(04/30/14) - Turns out, a lot of us have problems, like back pain, that make some of these moves a little hard to do. The sit-ups and my herniated disc are not getting along very well. Good news is, there is a substitute, for sit-ups and the other exercises in the challenge.
Jennifer Colombo, the fitness director at Genesys Athletic Club showed me a reverse crunch. If sit-ups are strain your back, try this: Lie on your back with your knees bent, hold on to something, like the bottom of your couch, roll your hips up, toward your chest, then lower them back down.
Another alternative to standard sit-ups are ball sit-ups, done on an exercise ball. It puts less strain on your back, and still works you out.
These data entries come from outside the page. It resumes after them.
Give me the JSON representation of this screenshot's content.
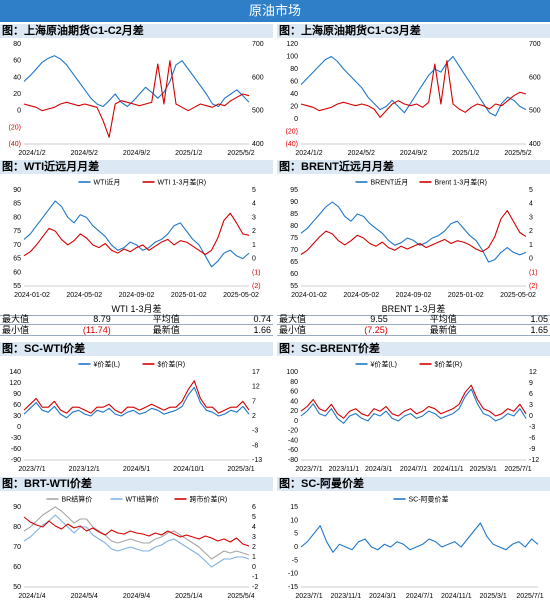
{
  "page": {
    "title": "原油市场"
  },
  "colors": {
    "banner": "#2e7fc7",
    "blue": "#1f77c8",
    "red": "#d40000",
    "gray": "#a6a6a6",
    "lightblue": "#7fb2e0",
    "header_bg": "#dce8f4"
  },
  "sections": {
    "c1c2": "图：上海原油期货C1-C2月差",
    "c1c3": "图：上海原油期货C1-C3月差",
    "wti": "图：WTI近远月月差",
    "brent": "图：BRENT近远月月差",
    "sc_wti": "图：SC-WTI价差",
    "sc_brent": "图：SC-BRENT价差",
    "brt_wti": "图：BRT-WTI价差",
    "sc_oman": "图：SC-阿曼价差"
  },
  "wti_stats": {
    "title": "WTI 1-3月差",
    "max_label": "最大值",
    "max": "8.79",
    "avg_label": "平均值",
    "avg": "0.74",
    "min_label": "最小值",
    "min": "(11.74)",
    "latest_label": "最新值",
    "latest": "1.66"
  },
  "brent_stats": {
    "title": "BRENT 1-3月差",
    "max_label": "最大值",
    "max": "9.55",
    "avg_label": "平均值",
    "avg": "1.05",
    "min_label": "最小值",
    "min": "(7.25)",
    "latest_label": "最新值",
    "latest": "1.65"
  },
  "chart_data": [
    {
      "id": "c1c2",
      "type": "line",
      "x_ticks": [
        "2024/1/2",
        "2024/5/2",
        "2024/9/2",
        "2025/1/2",
        "2025/5/2"
      ],
      "yleft": {
        "ticks": [
          "80",
          "60",
          "40",
          "20",
          "0",
          "(20)",
          "(40)"
        ],
        "range": [
          -40,
          80
        ]
      },
      "yright": {
        "ticks": [
          "700",
          "600",
          "500",
          "400"
        ],
        "range": [
          400,
          700
        ]
      },
      "series": [
        {
          "axis": "left",
          "color": "blue",
          "values": [
            35,
            42,
            50,
            58,
            63,
            66,
            62,
            55,
            45,
            35,
            25,
            15,
            8,
            5,
            12,
            20,
            10,
            5,
            12,
            20,
            28,
            22,
            15,
            22,
            35,
            55,
            60,
            50,
            40,
            30,
            20,
            8,
            5,
            15,
            20,
            25,
            18,
            10
          ]
        },
        {
          "axis": "right",
          "color": "red",
          "values": [
            520,
            515,
            510,
            500,
            505,
            510,
            520,
            525,
            520,
            515,
            520,
            515,
            510,
            470,
            420,
            520,
            530,
            525,
            520,
            515,
            520,
            525,
            640,
            520,
            650,
            520,
            510,
            500,
            510,
            520,
            515,
            510,
            520,
            515,
            530,
            540,
            550,
            545
          ]
        }
      ]
    },
    {
      "id": "c1c3",
      "type": "line",
      "x_ticks": [
        "2024/1/2",
        "2024/5/2",
        "2024/9/2",
        "2025/1/2",
        "2025/5/2"
      ],
      "yleft": {
        "ticks": [
          "120",
          "100",
          "80",
          "60",
          "40",
          "20",
          "0",
          "(20)",
          "(40)"
        ],
        "range": [
          -40,
          120
        ]
      },
      "yright": {
        "ticks": [
          "700",
          "600",
          "500",
          "400"
        ],
        "range": [
          400,
          700
        ]
      },
      "series": [
        {
          "axis": "left",
          "color": "blue",
          "values": [
            55,
            65,
            75,
            85,
            95,
            100,
            92,
            80,
            70,
            60,
            50,
            35,
            25,
            15,
            20,
            30,
            20,
            10,
            25,
            40,
            55,
            70,
            80,
            75,
            90,
            100,
            85,
            70,
            55,
            40,
            25,
            10,
            5,
            25,
            35,
            30,
            20,
            15
          ]
        },
        {
          "axis": "right",
          "color": "red",
          "values": [
            520,
            515,
            510,
            500,
            505,
            510,
            520,
            525,
            520,
            515,
            520,
            515,
            505,
            480,
            500,
            520,
            530,
            520,
            515,
            520,
            510,
            525,
            640,
            520,
            650,
            520,
            505,
            495,
            510,
            520,
            515,
            505,
            520,
            515,
            530,
            545,
            555,
            550
          ]
        }
      ]
    },
    {
      "id": "wti",
      "type": "line",
      "x_ticks": [
        "2024-01-02",
        "2024-05-02",
        "2024-09-02",
        "2025-01-02",
        "2025-05-02"
      ],
      "yleft": {
        "ticks": [
          "90",
          "85",
          "80",
          "75",
          "70",
          "65",
          "60",
          "55"
        ],
        "range": [
          55,
          90
        ]
      },
      "yright": {
        "ticks": [
          "5",
          "4",
          "3",
          "2",
          "1",
          "0",
          "(1)",
          "(2)"
        ],
        "range": [
          -2,
          5
        ]
      },
      "legend": [
        "WTI近月",
        "WTI 1-3月差(R)"
      ],
      "series": [
        {
          "name": "WTI近月",
          "axis": "left",
          "color": "blue",
          "values": [
            72,
            74,
            77,
            80,
            83,
            86,
            84,
            80,
            78,
            81,
            80,
            77,
            75,
            73,
            70,
            68,
            69,
            71,
            70,
            68,
            69,
            71,
            72,
            74,
            77,
            78,
            75,
            72,
            70,
            66,
            62,
            64,
            67,
            68,
            66,
            65,
            67
          ]
        },
        {
          "name": "WTI 1-3月差(R)",
          "axis": "right",
          "color": "red",
          "values": [
            0.2,
            0.5,
            1.0,
            1.6,
            2.2,
            2.0,
            1.4,
            1.0,
            1.3,
            1.8,
            1.5,
            1.0,
            0.8,
            1.1,
            0.6,
            0.4,
            0.7,
            0.5,
            0.8,
            1.0,
            0.6,
            0.9,
            1.2,
            1.4,
            1.0,
            1.3,
            1.2,
            0.9,
            0.6,
            0.3,
            0.6,
            1.5,
            2.8,
            3.3,
            2.6,
            1.8,
            1.7
          ]
        }
      ]
    },
    {
      "id": "brent",
      "type": "line",
      "x_ticks": [
        "2024-01-02",
        "2024-05-02",
        "2024-09-02",
        "2025-01-02",
        "2025-05-02"
      ],
      "yleft": {
        "ticks": [
          "95",
          "90",
          "85",
          "80",
          "75",
          "70",
          "65",
          "60",
          "55"
        ],
        "range": [
          55,
          95
        ]
      },
      "yright": {
        "ticks": [
          "5",
          "4",
          "3",
          "2",
          "1",
          "0",
          "(1)",
          "(2)"
        ],
        "range": [
          -2,
          5
        ]
      },
      "legend": [
        "BRENT近月",
        "Brent 1-3月差(R)"
      ],
      "series": [
        {
          "name": "BRENT近月",
          "axis": "left",
          "color": "blue",
          "values": [
            77,
            79,
            82,
            85,
            88,
            90,
            88,
            84,
            82,
            85,
            84,
            81,
            79,
            77,
            74,
            72,
            73,
            75,
            74,
            72,
            73,
            75,
            76,
            78,
            81,
            82,
            79,
            76,
            74,
            70,
            65,
            66,
            69,
            71,
            69,
            68,
            69
          ]
        },
        {
          "name": "Brent 1-3月差(R)",
          "axis": "right",
          "color": "red",
          "values": [
            0.3,
            0.6,
            1.1,
            1.6,
            2.0,
            1.8,
            1.3,
            1.0,
            1.3,
            1.7,
            1.5,
            1.1,
            0.9,
            1.2,
            0.8,
            0.6,
            0.9,
            0.7,
            0.9,
            1.1,
            0.8,
            1.0,
            1.2,
            1.4,
            1.1,
            1.3,
            1.2,
            1.0,
            0.7,
            0.5,
            0.8,
            1.6,
            2.9,
            3.5,
            2.7,
            1.9,
            1.6
          ]
        }
      ]
    },
    {
      "id": "sc_wti",
      "type": "line",
      "x_ticks": [
        "2023/7/1",
        "2023/12/1",
        "2024/5/1",
        "2024/10/1",
        "2025/3/1"
      ],
      "yleft": {
        "ticks": [
          "140",
          "120",
          "90",
          "60",
          "30",
          "0",
          "-30",
          "-60",
          "-90"
        ],
        "range": [
          -90,
          140
        ]
      },
      "yright": {
        "ticks": [
          "17",
          "12",
          "7",
          "2",
          "-3",
          "-8",
          "-13"
        ],
        "range": [
          -13,
          17
        ]
      },
      "legend": [
        "¥价差(L)",
        "$价差(R)"
      ],
      "series": [
        {
          "name": "¥价差(L)",
          "axis": "left",
          "color": "blue",
          "values": [
            30,
            45,
            60,
            40,
            35,
            50,
            30,
            20,
            35,
            40,
            30,
            25,
            40,
            35,
            45,
            30,
            25,
            35,
            40,
            30,
            35,
            45,
            40,
            30,
            35,
            40,
            50,
            80,
            100,
            60,
            40,
            35,
            25,
            30,
            40,
            35,
            50,
            30
          ]
        },
        {
          "name": "$价差(R)",
          "axis": "right",
          "color": "red",
          "values": [
            4,
            6,
            8,
            5,
            5,
            7,
            4,
            3,
            5,
            5,
            4,
            3,
            5,
            5,
            6,
            4,
            3,
            5,
            5,
            4,
            5,
            6,
            5,
            4,
            5,
            5,
            7,
            11,
            14,
            8,
            5,
            5,
            3,
            4,
            5,
            5,
            7,
            4
          ]
        }
      ]
    },
    {
      "id": "sc_brent",
      "type": "line",
      "x_ticks": [
        "2023/7/1",
        "2023/11/1",
        "2024/3/1",
        "2024/7/1",
        "2024/11/1",
        "2025/3/1",
        "2025/7/1"
      ],
      "yleft": {
        "ticks": [
          "100",
          "80",
          "60",
          "40",
          "20",
          "0",
          "-20",
          "-40",
          "-60",
          "-80"
        ],
        "range": [
          -80,
          100
        ]
      },
      "yright": {
        "ticks": [
          "12",
          "9",
          "6",
          "3",
          "0",
          "-3",
          "-6",
          "-9",
          "-12"
        ],
        "range": [
          -12,
          12
        ]
      },
      "legend": [
        "¥价差(L)",
        "$价差(R)"
      ],
      "series": [
        {
          "name": "¥价差(L)",
          "axis": "left",
          "color": "blue",
          "values": [
            10,
            20,
            35,
            15,
            10,
            25,
            5,
            -5,
            10,
            15,
            5,
            0,
            15,
            10,
            20,
            5,
            0,
            10,
            15,
            5,
            10,
            20,
            15,
            5,
            10,
            15,
            25,
            50,
            65,
            35,
            15,
            10,
            0,
            5,
            15,
            10,
            25,
            5
          ]
        },
        {
          "name": "$价差(R)",
          "axis": "right",
          "color": "red",
          "values": [
            1.3,
            2.6,
            4.5,
            2,
            1.3,
            3.2,
            0.6,
            -0.6,
            1.3,
            2,
            0.6,
            0,
            2,
            1.3,
            2.6,
            0.6,
            0,
            1.3,
            2,
            0.6,
            1.3,
            2.6,
            2,
            0.6,
            1.3,
            2,
            3.2,
            6.5,
            8.4,
            4.5,
            2,
            1.3,
            0,
            0.6,
            2,
            1.3,
            3.2,
            0.6
          ]
        }
      ]
    },
    {
      "id": "brt_wti",
      "type": "line",
      "x_ticks": [
        "2024/1/4",
        "2024/5/4",
        "2024/9/4",
        "2025/1/4",
        "2025/5/4"
      ],
      "yleft": {
        "ticks": [
          "90",
          "80",
          "70",
          "60",
          "50"
        ],
        "range": [
          50,
          90
        ]
      },
      "yright": {
        "ticks": [
          "6",
          "5",
          "4",
          "3",
          "2",
          "1",
          "0",
          "-1",
          "-2"
        ],
        "range": [
          -2,
          6
        ]
      },
      "legend": [
        "BR结算价",
        "WTI结算价",
        "跨市价差(R)"
      ],
      "series": [
        {
          "name": "BR结算价",
          "axis": "left",
          "color": "gray",
          "values": [
            78,
            80,
            83,
            86,
            88,
            90,
            88,
            85,
            82,
            84,
            84,
            80,
            78,
            76,
            73,
            72,
            73,
            74,
            73,
            72,
            72,
            74,
            75,
            77,
            78,
            76,
            74,
            72,
            70,
            67,
            64,
            66,
            68,
            67,
            68,
            67,
            66
          ]
        },
        {
          "name": "WTI结算价",
          "axis": "left",
          "color": "lightblue",
          "values": [
            73,
            75,
            78,
            81,
            83,
            86,
            83,
            80,
            77,
            80,
            80,
            76,
            74,
            72,
            69,
            68,
            69,
            70,
            69,
            68,
            68,
            70,
            71,
            73,
            74,
            72,
            70,
            68,
            66,
            63,
            60,
            62,
            64,
            64,
            65,
            65,
            64
          ]
        },
        {
          "name": "跨市价差(R)",
          "axis": "right",
          "color": "red",
          "values": [
            5.0,
            4.5,
            4.2,
            4.0,
            4.6,
            4.1,
            3.8,
            4.3,
            3.9,
            4.1,
            3.6,
            3.9,
            3.5,
            3.2,
            3.7,
            3.4,
            3.3,
            3.6,
            3.4,
            3.3,
            3.1,
            3.4,
            3.2,
            3.6,
            3.3,
            3.0,
            3.2,
            3.0,
            2.8,
            3.1,
            2.9,
            2.6,
            2.8,
            2.5,
            2.9,
            2.3,
            2.1
          ]
        }
      ]
    },
    {
      "id": "sc_oman",
      "type": "line",
      "x_ticks": [
        "2023/7/1",
        "2023/11/1",
        "2024/3/1",
        "2024/7/1",
        "2024/11/1",
        "2025/3/1",
        "2025/7/1"
      ],
      "yleft": {
        "ticks": [
          "15",
          "10",
          "5",
          "0",
          "-5",
          "-10",
          "-15"
        ],
        "range": [
          -15,
          15
        ]
      },
      "legend": [
        "SC-阿曼价差"
      ],
      "series": [
        {
          "name": "SC-阿曼价差",
          "axis": "left",
          "color": "blue",
          "values": [
            0,
            2,
            5,
            8,
            2,
            -2,
            1,
            0,
            -1,
            2,
            3,
            0,
            -1,
            1,
            0,
            2,
            1,
            -1,
            0,
            1,
            3,
            2,
            0,
            1,
            2,
            0,
            3,
            6,
            9,
            4,
            1,
            0,
            -1,
            1,
            2,
            0,
            3,
            1
          ]
        }
      ]
    }
  ]
}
Jenn says, making modifications does not make you a wimp, especially when it comes to leg raises, "Not at all, all it is is that you don't have the strength to actually hold your back down on the mat, it's giving you that nice modification to build up to that."
Poor form can hurt you, but it will not really help you much either. With leg raises, if you are not able to keep your back flat, you are defeating the purpose, Jenn says, "So it's not actually working the core, like the Ab Challenge is supposed to. I would recommend bending the legs, once you hit that, you can feel it when you are doing that right. Your abs start to burn. Then start increasing the length of your legs."
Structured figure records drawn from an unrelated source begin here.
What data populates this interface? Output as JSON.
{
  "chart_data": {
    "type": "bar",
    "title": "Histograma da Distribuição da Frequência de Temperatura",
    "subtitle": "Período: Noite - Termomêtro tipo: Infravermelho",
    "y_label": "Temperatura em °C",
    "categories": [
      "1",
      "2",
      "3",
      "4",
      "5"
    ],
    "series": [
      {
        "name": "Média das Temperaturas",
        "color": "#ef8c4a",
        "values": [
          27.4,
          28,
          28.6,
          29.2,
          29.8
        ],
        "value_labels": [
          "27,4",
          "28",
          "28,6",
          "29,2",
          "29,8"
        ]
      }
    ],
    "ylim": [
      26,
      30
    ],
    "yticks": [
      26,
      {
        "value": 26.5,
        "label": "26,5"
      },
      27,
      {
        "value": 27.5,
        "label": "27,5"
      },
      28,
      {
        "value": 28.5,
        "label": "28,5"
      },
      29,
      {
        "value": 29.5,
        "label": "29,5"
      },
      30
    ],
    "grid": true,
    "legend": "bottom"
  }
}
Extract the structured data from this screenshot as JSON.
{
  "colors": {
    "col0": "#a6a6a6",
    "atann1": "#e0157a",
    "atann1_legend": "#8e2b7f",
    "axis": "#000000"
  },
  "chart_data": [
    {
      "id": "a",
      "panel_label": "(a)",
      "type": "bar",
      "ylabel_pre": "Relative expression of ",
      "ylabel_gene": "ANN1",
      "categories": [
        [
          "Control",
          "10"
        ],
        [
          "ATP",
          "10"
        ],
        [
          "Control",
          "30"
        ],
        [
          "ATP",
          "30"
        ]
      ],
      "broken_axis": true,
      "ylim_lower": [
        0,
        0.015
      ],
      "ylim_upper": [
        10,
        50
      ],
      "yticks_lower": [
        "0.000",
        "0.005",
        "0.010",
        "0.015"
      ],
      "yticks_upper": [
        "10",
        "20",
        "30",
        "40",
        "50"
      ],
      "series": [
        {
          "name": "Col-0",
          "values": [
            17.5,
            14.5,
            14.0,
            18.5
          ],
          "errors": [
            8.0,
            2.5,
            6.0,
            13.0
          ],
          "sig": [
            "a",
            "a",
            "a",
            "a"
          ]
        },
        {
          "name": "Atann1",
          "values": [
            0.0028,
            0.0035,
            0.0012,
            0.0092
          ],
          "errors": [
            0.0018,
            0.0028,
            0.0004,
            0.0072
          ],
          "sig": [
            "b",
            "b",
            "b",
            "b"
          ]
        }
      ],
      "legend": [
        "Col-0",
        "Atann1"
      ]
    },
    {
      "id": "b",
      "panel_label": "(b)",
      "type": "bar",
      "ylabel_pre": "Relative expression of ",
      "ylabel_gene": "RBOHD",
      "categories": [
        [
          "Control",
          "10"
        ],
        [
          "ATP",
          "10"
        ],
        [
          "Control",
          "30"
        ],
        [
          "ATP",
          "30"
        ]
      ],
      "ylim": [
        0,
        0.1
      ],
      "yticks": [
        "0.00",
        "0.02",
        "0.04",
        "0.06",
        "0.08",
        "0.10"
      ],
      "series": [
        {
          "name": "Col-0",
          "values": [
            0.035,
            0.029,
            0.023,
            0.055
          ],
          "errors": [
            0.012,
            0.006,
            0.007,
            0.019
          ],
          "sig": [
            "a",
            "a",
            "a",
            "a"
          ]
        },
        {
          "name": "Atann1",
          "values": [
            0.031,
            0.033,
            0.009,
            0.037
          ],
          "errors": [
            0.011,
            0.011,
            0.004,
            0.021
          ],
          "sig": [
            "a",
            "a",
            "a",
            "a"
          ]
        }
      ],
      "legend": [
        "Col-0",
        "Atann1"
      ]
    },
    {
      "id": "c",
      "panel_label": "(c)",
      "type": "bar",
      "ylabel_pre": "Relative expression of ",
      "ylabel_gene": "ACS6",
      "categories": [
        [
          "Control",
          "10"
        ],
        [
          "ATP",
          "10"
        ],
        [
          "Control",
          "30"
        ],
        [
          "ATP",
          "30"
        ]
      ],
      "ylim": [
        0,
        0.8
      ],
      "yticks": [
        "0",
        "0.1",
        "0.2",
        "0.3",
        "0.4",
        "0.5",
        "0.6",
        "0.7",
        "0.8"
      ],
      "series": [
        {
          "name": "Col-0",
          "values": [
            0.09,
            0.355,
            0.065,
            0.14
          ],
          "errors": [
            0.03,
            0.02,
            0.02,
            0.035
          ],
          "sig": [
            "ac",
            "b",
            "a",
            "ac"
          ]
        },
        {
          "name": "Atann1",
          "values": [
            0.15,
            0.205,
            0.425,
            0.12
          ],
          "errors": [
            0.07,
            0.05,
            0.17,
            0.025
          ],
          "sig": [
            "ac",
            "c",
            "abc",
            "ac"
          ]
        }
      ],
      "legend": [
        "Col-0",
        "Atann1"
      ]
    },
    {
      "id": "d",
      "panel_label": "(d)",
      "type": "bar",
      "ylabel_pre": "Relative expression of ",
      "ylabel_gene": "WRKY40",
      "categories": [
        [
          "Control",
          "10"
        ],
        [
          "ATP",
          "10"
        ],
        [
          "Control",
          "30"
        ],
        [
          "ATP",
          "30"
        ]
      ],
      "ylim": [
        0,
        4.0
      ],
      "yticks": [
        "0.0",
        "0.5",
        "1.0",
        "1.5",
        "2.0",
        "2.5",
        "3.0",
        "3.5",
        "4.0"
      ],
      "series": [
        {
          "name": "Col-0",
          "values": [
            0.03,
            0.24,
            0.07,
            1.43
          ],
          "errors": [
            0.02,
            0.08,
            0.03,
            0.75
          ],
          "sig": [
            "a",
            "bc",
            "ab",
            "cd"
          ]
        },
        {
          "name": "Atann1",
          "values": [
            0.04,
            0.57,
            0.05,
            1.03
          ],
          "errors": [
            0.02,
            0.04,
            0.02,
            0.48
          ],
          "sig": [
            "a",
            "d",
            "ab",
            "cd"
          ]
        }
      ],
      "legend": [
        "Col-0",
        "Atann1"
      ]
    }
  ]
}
Plank pose is the one a lot of people never think will be a big deal. It is not as easy as it looks, but it is very easy to modify. You can bend your knees, if supporting all of your body weight is too tough. You can also lower your elbows, rather than holding your arms straight.
Jenn says the sublime looking plank pose works the whole ab enchilada, "You are bringing the whole belly in and trying to hold yourself tight. I always say, 'act like someone is gonna try to push you over.' If you're in a true plank, they should not be able to move you."